Arbeitshilfe Produktionsintegrierte Kompensation

Auf Grundlage der Erfahrungen aus dem Forschungsvorhaben stadt PARTHE land entstand eine 160-seitige Arbeitshilfe für die Praxis, die Sie herunterladen können unter https://nbn-resolving.de/urn:nbn:de:bsz:14-qucosa2-705599

Abstract (DE): Produktionsintegrierte Kompensationsmaßnahmen (PIK) sind naturschutzfachliche Maßnahmen auf landwirtschaftlich genutzten Flächen, die der Kompensation von Eingriffen in Natur und Landschaft dienen und die in landwirtschaftliche Betriebsweisen integriert werden. Sie werden als Teil der Bewirtschaftungs- und Pflegemaßnahmen durch § 15 Abs. 3 BNatSchG besonders gefördert.

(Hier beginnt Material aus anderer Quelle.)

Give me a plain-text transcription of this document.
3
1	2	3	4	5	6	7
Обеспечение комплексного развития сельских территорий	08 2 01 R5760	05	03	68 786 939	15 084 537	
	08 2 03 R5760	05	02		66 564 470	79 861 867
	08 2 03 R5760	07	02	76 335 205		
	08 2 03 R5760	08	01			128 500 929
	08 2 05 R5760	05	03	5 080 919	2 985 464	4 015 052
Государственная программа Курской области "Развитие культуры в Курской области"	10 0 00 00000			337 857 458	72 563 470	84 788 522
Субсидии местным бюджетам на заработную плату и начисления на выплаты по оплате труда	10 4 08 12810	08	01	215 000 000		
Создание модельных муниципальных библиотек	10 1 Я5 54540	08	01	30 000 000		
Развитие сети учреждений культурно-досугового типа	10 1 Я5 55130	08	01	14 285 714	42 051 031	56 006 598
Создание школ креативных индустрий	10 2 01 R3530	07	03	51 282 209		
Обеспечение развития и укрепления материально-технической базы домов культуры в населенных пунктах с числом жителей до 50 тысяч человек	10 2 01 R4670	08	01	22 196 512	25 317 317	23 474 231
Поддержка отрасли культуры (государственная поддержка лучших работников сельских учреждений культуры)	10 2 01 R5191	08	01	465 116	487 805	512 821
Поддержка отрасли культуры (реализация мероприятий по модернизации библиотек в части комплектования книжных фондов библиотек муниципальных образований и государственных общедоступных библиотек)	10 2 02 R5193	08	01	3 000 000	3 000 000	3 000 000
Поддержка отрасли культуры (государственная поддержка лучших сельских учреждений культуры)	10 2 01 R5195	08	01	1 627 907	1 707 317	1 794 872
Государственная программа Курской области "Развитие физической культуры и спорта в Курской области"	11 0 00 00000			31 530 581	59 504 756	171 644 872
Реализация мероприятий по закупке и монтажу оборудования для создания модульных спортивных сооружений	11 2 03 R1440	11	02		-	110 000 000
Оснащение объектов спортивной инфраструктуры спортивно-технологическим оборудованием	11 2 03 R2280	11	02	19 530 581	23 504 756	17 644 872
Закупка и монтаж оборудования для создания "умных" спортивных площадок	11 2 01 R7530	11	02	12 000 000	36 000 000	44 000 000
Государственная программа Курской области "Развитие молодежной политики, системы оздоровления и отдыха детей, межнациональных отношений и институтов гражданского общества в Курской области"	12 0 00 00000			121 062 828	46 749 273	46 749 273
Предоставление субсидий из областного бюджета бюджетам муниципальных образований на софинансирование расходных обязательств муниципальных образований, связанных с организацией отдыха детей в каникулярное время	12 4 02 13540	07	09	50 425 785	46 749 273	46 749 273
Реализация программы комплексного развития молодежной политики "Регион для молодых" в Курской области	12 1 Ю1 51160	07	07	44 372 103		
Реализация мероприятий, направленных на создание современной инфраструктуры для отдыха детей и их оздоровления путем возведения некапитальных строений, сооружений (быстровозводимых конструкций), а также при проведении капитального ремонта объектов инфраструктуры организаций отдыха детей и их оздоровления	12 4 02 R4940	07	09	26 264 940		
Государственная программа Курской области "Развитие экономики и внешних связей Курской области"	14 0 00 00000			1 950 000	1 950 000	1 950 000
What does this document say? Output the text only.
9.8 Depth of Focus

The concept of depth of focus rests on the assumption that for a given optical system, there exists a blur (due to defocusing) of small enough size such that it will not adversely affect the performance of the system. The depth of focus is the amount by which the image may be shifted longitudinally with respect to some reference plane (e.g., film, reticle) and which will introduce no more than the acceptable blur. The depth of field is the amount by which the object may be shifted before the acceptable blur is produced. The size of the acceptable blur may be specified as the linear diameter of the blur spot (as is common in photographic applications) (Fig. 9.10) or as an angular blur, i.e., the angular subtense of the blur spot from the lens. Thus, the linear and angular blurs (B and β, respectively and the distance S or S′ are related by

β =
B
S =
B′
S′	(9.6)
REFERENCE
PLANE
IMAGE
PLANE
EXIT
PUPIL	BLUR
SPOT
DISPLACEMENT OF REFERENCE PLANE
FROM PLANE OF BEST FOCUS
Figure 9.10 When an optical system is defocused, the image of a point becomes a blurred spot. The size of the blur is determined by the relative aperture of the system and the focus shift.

Auch mehr als zehn Jahre nach der Einführung dieses Paragraphen werden PIK-Maßnahmen in der Praxis bislang nur in wenigen Fällen angewendet. Im fachlichen Diskurs wird häufig noch bezweifelt, dass sie tatsächlich zu einer signifikanten Verbesserung der Biodiversität führen. Darüber hinaus werden oftmals Probleme in der Praktikabilität des Instruments als Hindernisse für eine Umsetzung benannt. Vor diesem Hintergrund wurden im Rahmen des Forschungsvorhabens stadt PARTHE land Kulturlandschaftsmanagement als Brücke zwischen Metropole und ländlichem Raum im Auftrag des BMBF von 2015 bis 2019 ausgewählte Maßnahmen im Umfeld von Leipzig zusammen mit ansässigen Agrarbetrieben erprobt und einem ökologischen Monitoring unterzogen. Zum Teil wurde dabei eine bemerkenswert deutliche Aufwertung von Natur und Landschaft festgestellt. Bei der Umsetzung ergeben sich jedoch auch zahlreiche Herausforderungen. Auf Grundlage der Erfahrungen aus dem Forschungsvorhaben stadt PARTHE land entstand diese Arbeitshilfe für die Praxis.

Tagungsband Cover A5   
Produktionsintegrierte Kompensationsmaßnahmen (Berichte aus der Landschafts- und Umweltplanung) (Deutsch) Taschenbuch
von Shaker Verlag GmbH

Unter Produktionsintegrierten Kompensationsmaßnahmen werden naturschutzfachliche Maßnahmen auf landwirtschaftlich genutzten Flächen verstanden, die der Kompensation von Eingriffen in Natur und Landschaft dienen und die in landwirtschaftliche Betriebsweisen integriert werden.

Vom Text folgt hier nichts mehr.